Teachers enrolled in the two-day program are learning how to teach code, but not just for computer science classes. The program is designed to bring coding into the curriculum of all subjects and provide another avenue for students to gain some of the technological skills in high demand with employers in the 21st century.
“It’s a skill that they’re going to need to have in their lives and not really on the radar for a lot of schools. I feel like they know more than I do some of the time,” said Chuck Patterson, a science teacher from White Mountains Regional High School in Whitefield.
Patterson was one of 40 teachers taking part in the Coding Across the Curriculum workshops, a pilot program that is a collaboration between Millyard-based Internet performance company Dyn, state and local education initiatives and the Massachusetts Institute of Technology.
“I think it’s great to come down here because it will give me another tool to connect with them and present my curriculum in a way they get excited about. It’s not just ‘we’re learning boring science,’” Patterson said.
Instructors from MIT led the sessions at the University of New Hampshire’s Manchester campus in the Millyard, showing teachers how existing computer programming and apps can be used or adjusted to help draw students in and get them more excited about what they are learning.
“Despite the fact that we are MIT and we love technology, we don’t believe in technology for technology’s sake,” said Carole Urbano, outreach specialist for MIT’s Scheller Teacher Education Program. “It doesn’t always fit. If you already have some instructional strategy that’s working, use that. But if you are looking for things that you need more for engagement or to build new skills or build new kinds of thinking, this is where this technology comes in.”
Urbano said Manchester was a good choice to introduce the pilot program because of the STEAM Ahead program at West High School and the state STEM initiative. The programs’ acronyms emphasize Science, Technology, Engineering, (Arts) and Math.
“The work that the STEM taskforce is doing is really very powerful in terms of creating a climate for this kind of change and vision of how learning gets done in the classroom,” she said. “It’s a very powerful groundswell.”
Dyn has been one of the leaders in getting STEAM Ahead program going, first at West, then last year at McLaughlin Middle School. It will expand this fall to White Mountains Regional.
“I’ve been kind of involved in that since it started and really excited to get that going,” Patterson said.
STEAM Ahead director Bob Baines, who was longtime principal at West before serving six years as mayor of Manchester, hopes it continues to spread.
“These teachers just got out of school (for the year) and we have 40 of them here spending two days, learning about coding, getting excited about technology, getting exciting about education and really making a difference in the classroom for the education of their students,” said Baines, now director of community relations at Dyn.
“What we’re trying to do is affect education reform to move to project-based, hands-on learning. When students learning codes or games or whatever is associated with the curriculum, they retain more information and knowledge.”
Urbano said much of the technology needed to build an app or game is accessible to the public and not as daunting as it sounds. With a little introduction and study, teachers can involve the concepts and computational thinking into all subjects.

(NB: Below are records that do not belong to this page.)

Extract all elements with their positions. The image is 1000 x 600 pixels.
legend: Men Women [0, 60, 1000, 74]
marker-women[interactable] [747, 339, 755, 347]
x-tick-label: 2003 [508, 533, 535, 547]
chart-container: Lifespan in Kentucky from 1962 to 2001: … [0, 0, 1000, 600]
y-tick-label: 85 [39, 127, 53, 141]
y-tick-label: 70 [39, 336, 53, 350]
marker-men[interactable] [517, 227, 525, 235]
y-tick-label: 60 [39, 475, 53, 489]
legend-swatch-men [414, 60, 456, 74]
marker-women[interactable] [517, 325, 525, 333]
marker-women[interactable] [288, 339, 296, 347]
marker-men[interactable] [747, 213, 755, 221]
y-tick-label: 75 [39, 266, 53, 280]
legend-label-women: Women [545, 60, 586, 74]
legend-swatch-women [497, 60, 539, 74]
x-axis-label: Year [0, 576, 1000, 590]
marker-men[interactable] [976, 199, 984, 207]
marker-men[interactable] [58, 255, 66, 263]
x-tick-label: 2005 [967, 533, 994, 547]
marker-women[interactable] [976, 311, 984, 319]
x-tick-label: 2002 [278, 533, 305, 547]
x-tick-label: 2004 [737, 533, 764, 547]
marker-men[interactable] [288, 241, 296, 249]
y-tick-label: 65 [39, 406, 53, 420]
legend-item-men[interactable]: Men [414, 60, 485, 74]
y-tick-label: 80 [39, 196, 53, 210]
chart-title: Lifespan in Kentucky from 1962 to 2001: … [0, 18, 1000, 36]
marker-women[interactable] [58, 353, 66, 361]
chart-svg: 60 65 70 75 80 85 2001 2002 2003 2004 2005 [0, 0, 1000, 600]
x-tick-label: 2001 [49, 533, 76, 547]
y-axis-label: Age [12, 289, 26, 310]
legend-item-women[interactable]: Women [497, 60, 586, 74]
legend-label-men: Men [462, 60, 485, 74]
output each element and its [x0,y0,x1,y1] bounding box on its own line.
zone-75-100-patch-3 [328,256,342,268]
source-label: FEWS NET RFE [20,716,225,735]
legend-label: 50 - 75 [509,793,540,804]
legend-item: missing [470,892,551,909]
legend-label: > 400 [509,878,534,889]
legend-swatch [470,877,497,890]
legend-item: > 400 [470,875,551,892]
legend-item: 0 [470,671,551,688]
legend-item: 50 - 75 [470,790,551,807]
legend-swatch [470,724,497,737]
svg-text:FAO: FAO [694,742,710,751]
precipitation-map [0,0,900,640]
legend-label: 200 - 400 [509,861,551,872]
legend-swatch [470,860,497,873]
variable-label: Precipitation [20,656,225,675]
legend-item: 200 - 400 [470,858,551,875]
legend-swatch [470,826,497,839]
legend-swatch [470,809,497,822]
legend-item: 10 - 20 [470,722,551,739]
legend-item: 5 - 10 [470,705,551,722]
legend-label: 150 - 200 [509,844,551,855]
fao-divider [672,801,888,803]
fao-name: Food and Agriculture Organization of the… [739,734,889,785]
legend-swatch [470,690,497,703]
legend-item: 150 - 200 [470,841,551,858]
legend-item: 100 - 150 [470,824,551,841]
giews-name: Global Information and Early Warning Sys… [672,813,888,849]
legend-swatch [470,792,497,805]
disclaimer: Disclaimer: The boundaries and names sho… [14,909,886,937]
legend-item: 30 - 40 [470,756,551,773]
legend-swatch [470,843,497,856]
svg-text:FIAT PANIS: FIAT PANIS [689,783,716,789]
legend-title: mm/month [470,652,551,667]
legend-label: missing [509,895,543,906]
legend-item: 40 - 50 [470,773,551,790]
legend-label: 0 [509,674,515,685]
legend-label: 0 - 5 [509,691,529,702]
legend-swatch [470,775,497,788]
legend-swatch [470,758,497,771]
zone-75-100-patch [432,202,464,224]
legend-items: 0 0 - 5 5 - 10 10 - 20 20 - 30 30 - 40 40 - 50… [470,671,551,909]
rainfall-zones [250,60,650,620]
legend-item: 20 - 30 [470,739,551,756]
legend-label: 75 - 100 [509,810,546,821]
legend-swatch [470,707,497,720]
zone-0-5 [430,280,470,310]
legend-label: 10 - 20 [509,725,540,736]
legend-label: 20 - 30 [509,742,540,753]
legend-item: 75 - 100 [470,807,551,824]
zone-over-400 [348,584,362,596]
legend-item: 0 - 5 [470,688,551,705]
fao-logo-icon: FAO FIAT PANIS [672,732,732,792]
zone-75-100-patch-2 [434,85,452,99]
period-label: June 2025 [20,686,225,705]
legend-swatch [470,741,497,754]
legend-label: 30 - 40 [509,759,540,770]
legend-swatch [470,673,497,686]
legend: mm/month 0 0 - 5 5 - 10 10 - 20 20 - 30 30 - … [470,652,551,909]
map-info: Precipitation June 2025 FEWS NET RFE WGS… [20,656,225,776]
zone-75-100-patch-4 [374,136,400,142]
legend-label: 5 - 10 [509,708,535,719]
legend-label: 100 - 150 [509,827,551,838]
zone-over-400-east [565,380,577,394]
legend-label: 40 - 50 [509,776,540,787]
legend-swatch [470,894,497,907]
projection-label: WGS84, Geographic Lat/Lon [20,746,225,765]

“Teachers and students alike can use an existing model and they can come up with their own hypotheses and do the programming to explore those hypotheses,” she said.
Maria Passanisi, a math teacher at West, said she wasn’t sure what to expect from the two-day sessions but was excited just a few hours into Tuesday’s workshops.
“You have to learn. You have to keep learning or else you’re going to fall behind,” she said. “I wanted to see what they can show me that I can bring back to the classroom. I’m always looking for ways to improve, and this is just a great way. I’ll lead them, but they’re in charge of which direction they go with it.”